卒業生からのメッセージ

‘20 歴史学コース Oさん

‘20 歴史学コース Oさん, 地方公務員

歴史学コースのカリキュラムにおいて、専門地域・分野にとらわれない科目選択は、揺るがない魅力としてあり続けているように思います。それは歴史という人類の営為の壮大な蓄積をただ一面的に把握するのではなく、多角的かつ批判的に捉える視野を養うという点では、非常に効果的であったと顧みることが出来ます。私は文献史学(琉球史、薩琉関係史)が専門であり、くずし字を読解することが最優先でありましたが、考古学の発掘実習や美術史の演習にも参加させて頂きました。それぞれの史料の取り扱いや分析方法について学んだ経験は、自身の専門分野においてはもちろん、様々な史跡等へ足を運んだ際の視点を豊かにし、解像度を引き上げてくれています。

制度上の観点で更に言及すると、卒業論文を指導する教員は学生一人ひとりに充てられますが、他分野のゼミ形式の演習等へ参加することが可能となっています。卒業論文の脱稿に向けては、先行研究と史料状況の把握と課題の抽出、史料の丹念な読解と分析、論の構成、そして幾重にも推敲を重ねる、「過去との対話」が求められます。担当教員の懇切丁寧な指導があっても、方向性に迷うことがありました。

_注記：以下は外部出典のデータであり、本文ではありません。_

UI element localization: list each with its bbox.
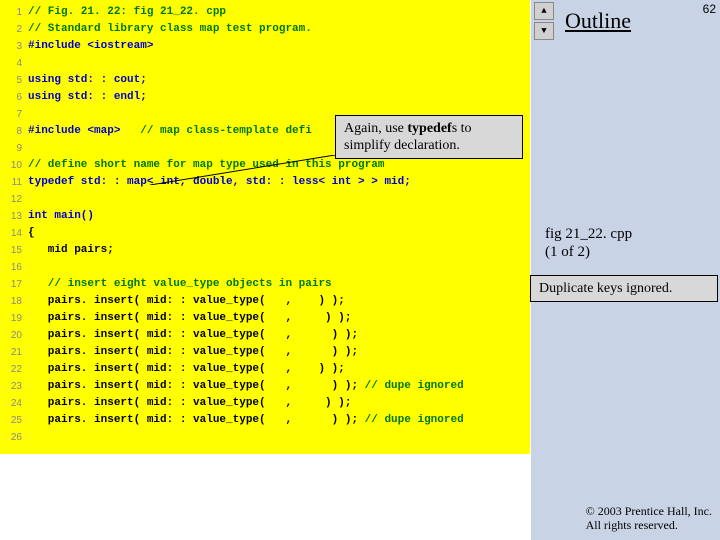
code-text: pairs. insert( mid: : value_type( , ) );… <box>28 378 464 395</box>
line-number: 6 <box>0 89 28 106</box>
copyright-line2: All rights reserved. <box>586 518 712 532</box>
code-line: 20 pairs. insert( mid: : value_type( , )… <box>0 327 530 344</box>
line-number: 14 <box>0 225 28 242</box>
line-number: 9 <box>0 140 28 157</box>
figure-label-line2: (1 of 2) <box>545 243 632 261</box>
line-number: 16 <box>0 259 28 276</box>
code-line: 1// Fig. 21. 22: fig 21_22. cpp <box>0 4 530 21</box>
nav-up-button[interactable]: ▲ <box>534 2 554 20</box>
line-number: 17 <box>0 276 28 293</box>
code-line: 13int main() <box>0 208 530 225</box>
code-line: 23 pairs. insert( mid: : value_type( , )… <box>0 378 530 395</box>
code-line: 16 <box>0 259 530 276</box>
code-text: #include <map> // map class-template def… <box>28 123 312 140</box>
code-text: #include <iostream> <box>28 38 153 55</box>
line-number: 23 <box>0 378 28 395</box>
code-line: 4 <box>0 55 530 72</box>
code-line: 18 pairs. insert( mid: : value_type( , )… <box>0 293 530 310</box>
callout-duplicate: Duplicate keys ignored. <box>530 275 718 302</box>
line-number: 7 <box>0 106 28 123</box>
line-number: 22 <box>0 361 28 378</box>
code-text: typedef std: : map< int, double, std: : … <box>28 174 411 191</box>
line-number: 3 <box>0 38 28 55</box>
code-line: 19 pairs. insert( mid: : value_type( , )… <box>0 310 530 327</box>
line-number: 18 <box>0 293 28 310</box>
nav-down-button[interactable]: ▼ <box>534 22 554 40</box>
line-number: 2 <box>0 21 28 38</box>
code-line: 6using std: : endl; <box>0 89 530 106</box>
code-text: pairs. insert( mid: : value_type( , ) ); <box>28 327 358 344</box>
code-line: 2// Standard library class map test prog… <box>0 21 530 38</box>
code-text: // define short name for map type used i… <box>28 157 384 174</box>
line-number: 10 <box>0 157 28 174</box>
code-line: 5using std: : cout; <box>0 72 530 89</box>
code-text: using std: : cout; <box>28 72 147 89</box>
code-line: 22 pairs. insert( mid: : value_type( , )… <box>0 361 530 378</box>
code-text: { <box>28 225 35 242</box>
code-line: 12 <box>0 191 530 208</box>
code-text: // Standard library class map test progr… <box>28 21 312 38</box>
line-number: 11 <box>0 174 28 191</box>
line-number: 19 <box>0 310 28 327</box>
code-text: pairs. insert( mid: : value_type( , ) );… <box>28 412 464 429</box>
code-line: 26 <box>0 429 530 446</box>
code-line: 17 // insert eight value_type objects in… <box>0 276 530 293</box>
code-text: // insert eight value_type objects in pa… <box>28 276 332 293</box>
line-number: 4 <box>0 55 28 72</box>
code-text: pairs. insert( mid: : value_type( , ) ); <box>28 395 351 412</box>
sidebar-panel <box>531 0 720 540</box>
code-line: 3#include <iostream> <box>0 38 530 55</box>
code-text: pairs. insert( mid: : value_type( , ) ); <box>28 310 351 327</box>
line-number: 21 <box>0 344 28 361</box>
figure-label: fig 21_22. cpp (1 of 2) <box>545 225 632 261</box>
code-line: 21 pairs. insert( mid: : value_type( , )… <box>0 344 530 361</box>
code-text: pairs. insert( mid: : value_type( , ) ); <box>28 344 358 361</box>
line-number: 25 <box>0 412 28 429</box>
page-number: 62 <box>703 2 716 16</box>
line-number: 8 <box>0 123 28 140</box>
code-text: int main() <box>28 208 94 225</box>
code-line: 14{ <box>0 225 530 242</box>
line-number: 26 <box>0 429 28 446</box>
copyright-notice: © 2003 Prentice Hall, Inc. All rights re… <box>586 504 712 532</box>
nav-buttons: ▲ ▼ <box>534 2 554 40</box>
code-line: 10// define short name for map type used… <box>0 157 530 174</box>
line-number: 12 <box>0 191 28 208</box>
line-number: 1 <box>0 4 28 21</box>
line-number: 13 <box>0 208 28 225</box>
code-text: using std: : endl; <box>28 89 147 106</box>
line-number: 5 <box>0 72 28 89</box>
code-listing: 1// Fig. 21. 22: fig 21_22. cpp2// Stand… <box>0 0 530 454</box>
code-text: mid pairs; <box>28 242 114 259</box>
code-line: 15 mid pairs; <box>0 242 530 259</box>
code-line: 24 pairs. insert( mid: : value_type( , )… <box>0 395 530 412</box>
callout-typedef: Again, use typedefs to simplify declarat… <box>335 115 523 159</box>
code-text: // Fig. 21. 22: fig 21_22. cpp <box>28 4 226 21</box>
line-number: 24 <box>0 395 28 412</box>
code-line: 25 pairs. insert( mid: : value_type( , )… <box>0 412 530 429</box>
code-text: pairs. insert( mid: : value_type( , ) ); <box>28 361 345 378</box>
outline-title: Outline <box>565 8 631 34</box>
line-number: 15 <box>0 242 28 259</box>
copyright-line1: © 2003 Prentice Hall, Inc. <box>586 504 712 518</box>
figure-label-line1: fig 21_22. cpp <box>545 225 632 243</box>
line-number: 20 <box>0 327 28 344</box>
code-line: 11typedef std: : map< int, double, std: … <box>0 174 530 191</box>
code-text: pairs. insert( mid: : value_type( , ) ); <box>28 293 345 310</box>
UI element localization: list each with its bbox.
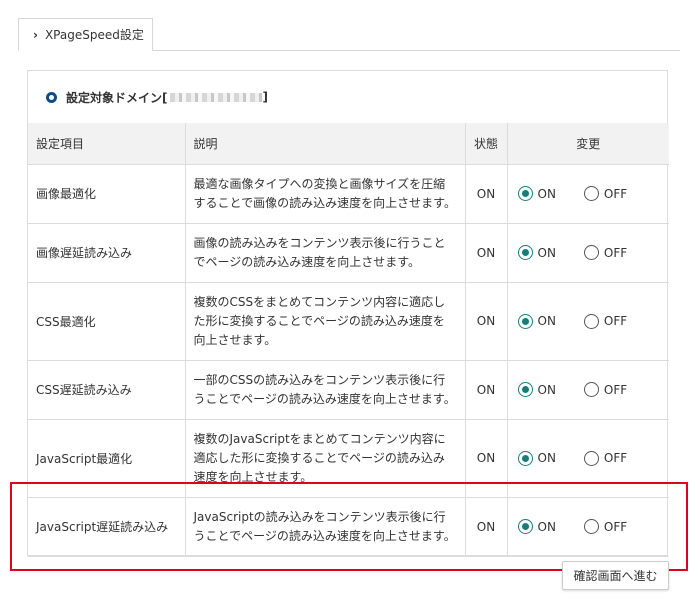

その荒波の中で、他分野の教員や学生から助言や指摘を頂けるチャンスがあるというのは、非常に心強く感じていました。そしてそれは逆もしかりで、学生同士で互いに刺激し合い、高め合う場が用意されていました。

このような環境にあっては、経歴も専門分野も大きく異なる学友や先輩・後輩との間に、授業かどうかに関わらず、その垣根を超えて腹を割った議論を可能にする、深く強い関係を築くことができます。オスマン帝国およびトルコ共和国を専門に研究している最も親しい友人とは、同じキッチンカーの丼ぶりを食べながら互いの研究について語り合い、日本中世史を専門にしていた友人とは、資料室で膨大な書籍に囲まれながら歴史教育について議論した思い出があります。こうした学友との繋がりが卒業論文を執筆する上での動力源となり、かけがえのない財産となっていることは間違いありません。

千葉大学卒業後、私は他大学の大学院修士課程を修了し、現在は公務員として、男女共同参画関係の部署に所属し、普及・啓発事業を担当しています。仕事上では、歴史学コースで刻みこまれた、上(支配者や権力側)からだけではなく、下(被支配者層やマイノリティ等)からの視点で物事を見ることの重要性を意識しています。ジェンダーバイアスや差別意識の払拭を行政が推し進める意義と、権力の側から社会規範を塗り替えようとすることの危うさの両方を肌で感じ、自らの内にある偏見とも闘いながら業務に従事しています。情報収集を行う際にも、正しい情報の在処を把握し、玉石混交な状態から批判的に精査していく姿勢を自然にとることが出来るのも、歴史学コースでの学びの成果と言えるでしょう。

結びに、本文をお読みになっているあなたが歴史学コースに入学した暁には、その置かれた環境を大いに活用し、充実した学生生活を送れることを願っています。